Dans une déclaration, le Directeur Général de la Société d’Énergie et d’Eau du Gabon a annoncé le rétablissement progressif du service d’achat des unités EDAN, fortement perturbé depuis le 15 juin dernier. Il a également révélé l’existence de « indices techniques sérieux » évoquant un possible acte de malveillance assimilable à un sabotage.
Un service fortement perturbé depuis plusieurs jours
Depuis le 15 juin, de nombreux usagers faisaient face à des difficultés majeures pour acheter leurs unités EDAN, entraînant des situations de coupures d’électricité dans plusieurs foyers et des interruptions d’activité pour de nombreux commerces.
Reconnaissant l’ampleur des désagréments, la direction générale a présenté des excuses publiques, qualifiant la situation de « profondément regrettable » pour les clients et pour le service public.
Retour à la normale et promesse de remboursement
Selon les précisions du Directeur Général, le système d’achat des unités EDAN est désormais de nouveau opérationnel. Des équipes techniques restent mobilisées en continu afin de garantir la stabilité du service sur l’ensemble du territoire.
La SEEG a par ailleurs pris un engagement ferme : tout client débité sans réception effective de ses unités sera intégralement remboursé, sans procédure complexe. Par ailleurs, des mesures de compensation seront mises en œuvre dans les prochains jours pour les usagers impactés.
Des soupçons de sabotage en cours d’examen
Point central de la déclaration, la direction de la SEEG affirme que les investigations techniques menées depuis le début de la crise ont mis en évidence des éléments laissant penser à des actes de malveillance ciblant les systèmes informatiques de l’entreprise.
Des faits jugés « graves » par la direction, qui a annoncé la saisine de la justice et le dépôt d’une plainte officielle. Les éléments recueillis ont été transmis aux autorités compétentes pour enquête approfondie.

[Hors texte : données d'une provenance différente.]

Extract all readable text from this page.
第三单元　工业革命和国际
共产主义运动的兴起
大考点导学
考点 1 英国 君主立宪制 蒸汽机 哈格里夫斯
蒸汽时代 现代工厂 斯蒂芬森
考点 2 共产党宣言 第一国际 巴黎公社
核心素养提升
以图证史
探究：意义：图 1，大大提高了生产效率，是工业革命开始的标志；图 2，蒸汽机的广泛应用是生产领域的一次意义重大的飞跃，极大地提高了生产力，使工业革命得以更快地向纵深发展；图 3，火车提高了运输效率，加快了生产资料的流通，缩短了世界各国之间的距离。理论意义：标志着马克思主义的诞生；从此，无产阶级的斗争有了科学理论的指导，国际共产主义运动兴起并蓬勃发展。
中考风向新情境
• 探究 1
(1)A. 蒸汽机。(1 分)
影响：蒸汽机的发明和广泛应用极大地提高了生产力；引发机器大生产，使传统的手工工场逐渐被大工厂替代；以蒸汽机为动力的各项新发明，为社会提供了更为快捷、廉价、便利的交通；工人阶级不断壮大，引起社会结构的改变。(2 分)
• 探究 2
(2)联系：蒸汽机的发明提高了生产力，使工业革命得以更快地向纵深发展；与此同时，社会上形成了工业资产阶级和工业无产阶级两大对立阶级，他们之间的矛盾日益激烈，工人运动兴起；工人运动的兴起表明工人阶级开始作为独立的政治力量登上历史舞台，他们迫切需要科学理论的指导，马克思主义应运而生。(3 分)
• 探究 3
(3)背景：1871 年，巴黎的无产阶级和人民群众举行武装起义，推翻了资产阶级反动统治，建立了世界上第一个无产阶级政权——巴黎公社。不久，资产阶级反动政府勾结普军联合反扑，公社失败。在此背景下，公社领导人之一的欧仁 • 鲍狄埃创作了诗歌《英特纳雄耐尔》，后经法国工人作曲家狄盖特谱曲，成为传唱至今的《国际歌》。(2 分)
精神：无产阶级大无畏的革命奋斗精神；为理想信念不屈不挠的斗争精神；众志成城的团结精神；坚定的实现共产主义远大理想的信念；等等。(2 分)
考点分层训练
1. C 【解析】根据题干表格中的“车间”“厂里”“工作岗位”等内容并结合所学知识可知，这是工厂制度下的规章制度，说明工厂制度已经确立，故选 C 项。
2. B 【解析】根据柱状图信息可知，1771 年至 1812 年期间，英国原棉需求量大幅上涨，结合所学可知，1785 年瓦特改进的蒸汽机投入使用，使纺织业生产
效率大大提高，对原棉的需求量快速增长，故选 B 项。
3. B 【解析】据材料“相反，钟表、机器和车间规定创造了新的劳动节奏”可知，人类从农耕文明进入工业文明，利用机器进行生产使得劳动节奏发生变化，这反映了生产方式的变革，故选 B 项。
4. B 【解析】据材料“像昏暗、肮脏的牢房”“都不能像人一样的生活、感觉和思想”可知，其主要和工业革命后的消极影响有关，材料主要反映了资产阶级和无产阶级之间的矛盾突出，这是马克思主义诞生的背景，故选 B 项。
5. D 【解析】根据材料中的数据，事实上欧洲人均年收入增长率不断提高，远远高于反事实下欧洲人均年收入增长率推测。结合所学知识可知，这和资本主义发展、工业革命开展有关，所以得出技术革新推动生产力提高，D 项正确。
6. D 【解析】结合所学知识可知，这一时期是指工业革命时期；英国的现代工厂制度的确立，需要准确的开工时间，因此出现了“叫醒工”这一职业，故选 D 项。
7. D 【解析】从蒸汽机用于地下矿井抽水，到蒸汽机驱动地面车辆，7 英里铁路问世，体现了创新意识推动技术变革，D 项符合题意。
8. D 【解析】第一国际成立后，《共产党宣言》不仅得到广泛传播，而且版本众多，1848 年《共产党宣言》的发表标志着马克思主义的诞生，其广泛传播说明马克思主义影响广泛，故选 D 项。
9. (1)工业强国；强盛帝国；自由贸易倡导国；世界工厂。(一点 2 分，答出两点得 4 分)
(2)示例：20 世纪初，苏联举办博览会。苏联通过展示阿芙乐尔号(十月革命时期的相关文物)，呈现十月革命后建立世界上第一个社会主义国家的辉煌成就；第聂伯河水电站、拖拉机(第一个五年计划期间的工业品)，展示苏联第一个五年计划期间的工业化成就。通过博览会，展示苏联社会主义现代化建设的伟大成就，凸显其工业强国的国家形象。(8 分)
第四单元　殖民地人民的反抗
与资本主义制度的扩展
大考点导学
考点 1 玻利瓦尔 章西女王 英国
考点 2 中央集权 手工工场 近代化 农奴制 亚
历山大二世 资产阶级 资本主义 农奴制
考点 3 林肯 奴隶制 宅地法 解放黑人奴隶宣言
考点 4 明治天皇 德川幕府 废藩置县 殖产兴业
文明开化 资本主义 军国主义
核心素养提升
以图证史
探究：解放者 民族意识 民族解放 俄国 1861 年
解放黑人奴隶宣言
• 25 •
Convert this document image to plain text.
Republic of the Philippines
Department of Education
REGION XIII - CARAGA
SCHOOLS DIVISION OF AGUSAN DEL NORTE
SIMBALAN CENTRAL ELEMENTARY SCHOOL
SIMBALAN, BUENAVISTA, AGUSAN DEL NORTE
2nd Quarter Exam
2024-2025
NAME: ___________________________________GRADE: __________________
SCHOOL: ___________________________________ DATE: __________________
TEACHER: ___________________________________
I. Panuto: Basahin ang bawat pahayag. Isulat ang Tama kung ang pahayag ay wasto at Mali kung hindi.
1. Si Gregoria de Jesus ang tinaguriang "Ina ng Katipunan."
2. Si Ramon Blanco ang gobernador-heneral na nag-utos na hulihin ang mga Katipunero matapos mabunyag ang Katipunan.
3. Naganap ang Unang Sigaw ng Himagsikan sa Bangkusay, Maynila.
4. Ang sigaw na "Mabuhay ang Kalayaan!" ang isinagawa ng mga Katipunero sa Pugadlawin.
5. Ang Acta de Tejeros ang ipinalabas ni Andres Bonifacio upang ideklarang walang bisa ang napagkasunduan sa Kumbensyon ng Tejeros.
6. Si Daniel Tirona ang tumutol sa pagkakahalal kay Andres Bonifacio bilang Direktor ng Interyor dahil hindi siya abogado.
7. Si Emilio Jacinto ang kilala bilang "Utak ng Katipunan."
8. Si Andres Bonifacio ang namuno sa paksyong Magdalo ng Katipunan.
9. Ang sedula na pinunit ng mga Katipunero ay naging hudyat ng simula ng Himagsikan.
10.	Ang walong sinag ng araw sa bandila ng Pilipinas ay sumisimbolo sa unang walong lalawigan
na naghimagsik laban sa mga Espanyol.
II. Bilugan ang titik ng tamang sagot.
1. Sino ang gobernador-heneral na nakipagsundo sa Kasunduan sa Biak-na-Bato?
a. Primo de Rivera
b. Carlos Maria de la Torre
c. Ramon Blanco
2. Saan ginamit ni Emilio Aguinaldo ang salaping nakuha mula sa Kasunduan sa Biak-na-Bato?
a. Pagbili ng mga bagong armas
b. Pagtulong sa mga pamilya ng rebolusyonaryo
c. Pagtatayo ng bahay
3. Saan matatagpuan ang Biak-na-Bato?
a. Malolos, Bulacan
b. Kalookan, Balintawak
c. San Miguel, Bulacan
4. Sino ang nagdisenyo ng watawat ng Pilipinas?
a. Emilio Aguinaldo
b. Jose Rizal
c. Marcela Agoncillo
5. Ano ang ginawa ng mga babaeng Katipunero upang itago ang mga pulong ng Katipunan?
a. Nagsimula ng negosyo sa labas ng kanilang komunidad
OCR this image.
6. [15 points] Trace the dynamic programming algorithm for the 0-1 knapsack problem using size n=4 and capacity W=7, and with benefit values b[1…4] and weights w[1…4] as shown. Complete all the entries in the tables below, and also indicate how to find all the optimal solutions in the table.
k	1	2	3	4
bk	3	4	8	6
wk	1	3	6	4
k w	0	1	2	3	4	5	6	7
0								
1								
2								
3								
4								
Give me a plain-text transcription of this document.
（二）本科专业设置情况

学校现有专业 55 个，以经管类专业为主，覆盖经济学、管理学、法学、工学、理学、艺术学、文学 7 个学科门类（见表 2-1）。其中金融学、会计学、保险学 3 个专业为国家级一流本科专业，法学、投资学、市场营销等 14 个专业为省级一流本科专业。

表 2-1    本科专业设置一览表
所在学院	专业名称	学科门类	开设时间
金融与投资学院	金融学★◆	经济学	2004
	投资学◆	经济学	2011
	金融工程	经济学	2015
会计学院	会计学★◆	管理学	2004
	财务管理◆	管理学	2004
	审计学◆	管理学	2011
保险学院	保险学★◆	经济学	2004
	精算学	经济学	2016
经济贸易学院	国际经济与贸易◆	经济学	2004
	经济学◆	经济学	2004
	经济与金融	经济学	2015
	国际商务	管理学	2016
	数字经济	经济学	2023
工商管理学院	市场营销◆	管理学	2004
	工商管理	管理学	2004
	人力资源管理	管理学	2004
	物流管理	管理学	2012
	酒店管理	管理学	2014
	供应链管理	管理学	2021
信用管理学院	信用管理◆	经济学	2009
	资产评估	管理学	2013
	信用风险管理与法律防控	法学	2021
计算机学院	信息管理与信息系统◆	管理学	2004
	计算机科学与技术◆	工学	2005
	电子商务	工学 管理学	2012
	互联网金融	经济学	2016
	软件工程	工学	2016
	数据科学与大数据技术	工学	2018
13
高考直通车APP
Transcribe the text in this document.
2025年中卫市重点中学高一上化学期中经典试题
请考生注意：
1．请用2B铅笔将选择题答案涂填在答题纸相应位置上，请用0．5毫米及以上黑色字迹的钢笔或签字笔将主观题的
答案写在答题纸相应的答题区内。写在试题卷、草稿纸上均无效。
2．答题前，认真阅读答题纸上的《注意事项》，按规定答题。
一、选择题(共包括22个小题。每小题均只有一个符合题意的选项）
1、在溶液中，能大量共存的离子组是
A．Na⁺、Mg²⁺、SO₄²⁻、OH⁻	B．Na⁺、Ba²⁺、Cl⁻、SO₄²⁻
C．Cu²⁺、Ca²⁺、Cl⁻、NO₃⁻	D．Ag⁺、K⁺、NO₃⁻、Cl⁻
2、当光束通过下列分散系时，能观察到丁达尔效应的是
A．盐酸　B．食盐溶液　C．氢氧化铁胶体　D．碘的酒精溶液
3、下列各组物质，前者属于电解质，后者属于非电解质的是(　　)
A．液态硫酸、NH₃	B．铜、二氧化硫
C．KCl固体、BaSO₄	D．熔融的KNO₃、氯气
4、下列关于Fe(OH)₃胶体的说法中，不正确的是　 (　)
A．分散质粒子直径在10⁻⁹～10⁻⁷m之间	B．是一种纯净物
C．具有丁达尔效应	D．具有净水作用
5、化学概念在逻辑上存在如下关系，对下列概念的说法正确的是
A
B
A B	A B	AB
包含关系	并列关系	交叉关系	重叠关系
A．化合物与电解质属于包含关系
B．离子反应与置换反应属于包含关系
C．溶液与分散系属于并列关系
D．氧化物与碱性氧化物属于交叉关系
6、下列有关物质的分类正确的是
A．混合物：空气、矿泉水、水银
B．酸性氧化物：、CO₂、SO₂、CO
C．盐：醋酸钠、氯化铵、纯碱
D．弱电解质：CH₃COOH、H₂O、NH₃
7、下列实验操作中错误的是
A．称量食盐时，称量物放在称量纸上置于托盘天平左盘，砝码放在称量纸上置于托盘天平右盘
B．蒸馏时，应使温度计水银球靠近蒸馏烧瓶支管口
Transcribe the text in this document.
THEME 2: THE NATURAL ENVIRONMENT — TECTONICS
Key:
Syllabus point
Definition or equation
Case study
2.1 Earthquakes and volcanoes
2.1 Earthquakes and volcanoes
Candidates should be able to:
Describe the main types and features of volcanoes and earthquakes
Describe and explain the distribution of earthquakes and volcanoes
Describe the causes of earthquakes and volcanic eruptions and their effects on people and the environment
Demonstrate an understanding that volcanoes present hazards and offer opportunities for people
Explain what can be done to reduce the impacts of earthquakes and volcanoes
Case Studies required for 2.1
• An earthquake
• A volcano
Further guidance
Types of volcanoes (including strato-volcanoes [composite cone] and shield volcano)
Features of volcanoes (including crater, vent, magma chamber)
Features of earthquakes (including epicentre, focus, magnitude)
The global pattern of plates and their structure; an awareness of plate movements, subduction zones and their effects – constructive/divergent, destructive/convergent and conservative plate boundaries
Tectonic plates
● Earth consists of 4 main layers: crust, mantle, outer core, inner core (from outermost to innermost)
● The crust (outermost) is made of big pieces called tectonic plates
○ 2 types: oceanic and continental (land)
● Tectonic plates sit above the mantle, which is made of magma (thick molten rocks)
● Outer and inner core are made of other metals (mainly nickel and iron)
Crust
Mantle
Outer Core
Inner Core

Une fermeté affichée face aux responsabilités
Le Directeur Général a insisté sur la nécessité d’établir les responsabilités, affirmant que toute personne impliquée devra répondre de ses actes devant la justice. Il a aussi assuré qu’aucune forme de sabotage ni de faute grave ne sera couverte par l’entreprise.
Dans son intervention, il a rappelé le soutien de l’État, actionnaire de référence de la SEEG, et les efforts consentis ces dernières semaines pour renforcer la production et sécuriser l’approvisionnement en électricité, sous l’impulsion du Président de la République Chef de l’État, Chef du Gouvernement, Son Excellence, Brice Clotaire Oligui Nguema.
Au-delà de la crise actuelle, la direction générale annonce un renforcement structurel de la résilience des systèmes techniques de la SEEG afin d’éviter toute interruption prolongée à l’avenir. L’objectif affiché est clair : garantir la continuité d’un service essentiel, même en cas d’incident majeur.
La SEEG rappelle que l’accès à l’eau et à l’électricité constitue un droit fondamental pour les populations. L’entreprise affirme vouloir restaurer durablement la confiance des usagers à travers davantage de rigueur, de transparence et de sécurité dans la gestion du service public.
Une crise technique devenue affaire sensible, à la croisée des enjeux de sécurité numérique, de service public et de gouvernance énergétique.